The KMT, under Chiang Kai-shek’s leadership, retreated to Taiwan in 1949 after defeat by the Communists. It ruled the island under an authoritarian, one-party regime for more than 40 years, imposing a Chinese nationalist ideology and claiming to be the legitimate government of China. But after trying to “localise” its message in the 1990s, it lost power in 2000 to the Democratic Progressive party (DPP), founded by former dissidents keen to pursue Taiwan’s formal independence and an agenda of social justice.

Since then, the KMT has developed into a concoction of ideological directions and policy orientations.

Chen Chien-chung, an official at the party’s central policy committee, said; “I admit that, in contrast to the DPP, the [KMT] doesn’t really have any core values or ideological beliefs.”

In recent years, KMT conservatives favouring a return to the Chinese nationalism of the party’s founding fathers, have gained ground.

Simultaneously, KMT lawmakers concerned with building personal support bases have increasingly opted for populist posturing – blurring the party’s traditional pro-business image.

For example, Lee Chi-chu, a legislator now considered a possible choice for finance minister, took part in efforts to ground DPP attempts to privatise government banks and reform an overcrowded and underperforming financial sector.

KMT legislators have also in recent years blocked most of the government’s planned weapons purchases from the US, with one protagonist – the former general Shuai Hwa-min – seen as a potential candidate for defence minister in Mr Ma’s cabinet.

The past unruliness of the KMT has raised questions over whether Mr Ma will be able to control his party.

“He is far too soft for our liking, and many of us had to swallow their hate before we voted for him,” says Chang Ling-chen, a professor of political science at National Taiwan University and a KMT conservative.

Mr Ma’s decision to surround himself with a small circle of trusted advisers – none of whom holds a post in the KMT hierarchy – has created distrust among other senior politicians in the party.
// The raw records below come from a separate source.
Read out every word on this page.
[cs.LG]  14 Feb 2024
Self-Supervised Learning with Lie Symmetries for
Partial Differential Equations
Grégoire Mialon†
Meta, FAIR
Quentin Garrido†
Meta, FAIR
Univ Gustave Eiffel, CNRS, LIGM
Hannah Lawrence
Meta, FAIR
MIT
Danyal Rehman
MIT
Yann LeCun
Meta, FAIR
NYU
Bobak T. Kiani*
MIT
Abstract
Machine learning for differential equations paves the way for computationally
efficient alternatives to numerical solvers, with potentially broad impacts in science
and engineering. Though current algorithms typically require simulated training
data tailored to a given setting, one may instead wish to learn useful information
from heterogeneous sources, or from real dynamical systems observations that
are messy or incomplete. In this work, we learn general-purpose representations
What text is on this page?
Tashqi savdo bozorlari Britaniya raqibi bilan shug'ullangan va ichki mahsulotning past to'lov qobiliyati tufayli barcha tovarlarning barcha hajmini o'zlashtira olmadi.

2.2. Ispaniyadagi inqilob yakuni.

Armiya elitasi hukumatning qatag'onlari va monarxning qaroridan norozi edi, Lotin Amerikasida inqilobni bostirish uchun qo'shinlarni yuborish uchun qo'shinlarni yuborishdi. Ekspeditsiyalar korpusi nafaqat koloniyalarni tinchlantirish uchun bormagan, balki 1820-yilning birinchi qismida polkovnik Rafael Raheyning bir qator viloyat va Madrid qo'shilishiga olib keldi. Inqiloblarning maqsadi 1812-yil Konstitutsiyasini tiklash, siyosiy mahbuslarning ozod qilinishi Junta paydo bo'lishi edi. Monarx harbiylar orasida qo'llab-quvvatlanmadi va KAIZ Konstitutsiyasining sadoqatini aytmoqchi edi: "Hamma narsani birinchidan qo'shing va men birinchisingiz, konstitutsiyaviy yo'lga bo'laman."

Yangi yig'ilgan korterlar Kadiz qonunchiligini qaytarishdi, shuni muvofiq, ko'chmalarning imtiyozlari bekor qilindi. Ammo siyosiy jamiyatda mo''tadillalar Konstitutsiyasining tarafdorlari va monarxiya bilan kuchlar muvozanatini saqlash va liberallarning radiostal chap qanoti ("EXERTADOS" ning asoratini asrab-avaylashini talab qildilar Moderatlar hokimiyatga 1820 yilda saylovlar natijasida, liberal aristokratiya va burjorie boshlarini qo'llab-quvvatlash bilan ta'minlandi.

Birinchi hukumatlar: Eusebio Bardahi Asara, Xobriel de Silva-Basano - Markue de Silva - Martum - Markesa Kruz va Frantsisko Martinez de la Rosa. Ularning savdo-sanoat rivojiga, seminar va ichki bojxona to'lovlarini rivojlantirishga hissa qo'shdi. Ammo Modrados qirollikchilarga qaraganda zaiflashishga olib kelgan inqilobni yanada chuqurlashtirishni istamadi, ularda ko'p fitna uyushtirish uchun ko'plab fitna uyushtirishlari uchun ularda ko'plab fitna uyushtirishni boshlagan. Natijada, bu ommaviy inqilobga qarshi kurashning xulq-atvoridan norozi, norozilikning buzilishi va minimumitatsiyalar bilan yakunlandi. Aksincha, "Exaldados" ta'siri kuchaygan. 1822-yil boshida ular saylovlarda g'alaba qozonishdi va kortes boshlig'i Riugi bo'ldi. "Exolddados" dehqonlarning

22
He is also at odds with major factions.

A descendant of a mainland family, born in Hong Kong and a former aide to the late president Chiang Ching-kuo, Mr Ma has the wrong background, in the eyes of “localised” KMT factions. Pro-China stalwarts, meanwhile, view him with suspicion because he insists he will not negotiate a re-unification with the mainland, and insists on criticising Beijing’s human-rights record.

But people close to Mr Ma say that his demonstrated popular support means the party will have no choice but to follow him.

“He is all the party has got,” said one senior aide.

“If the result had been close, there might have been claims by certain people in the party that he owed his victory to them. But that is out of the question now.”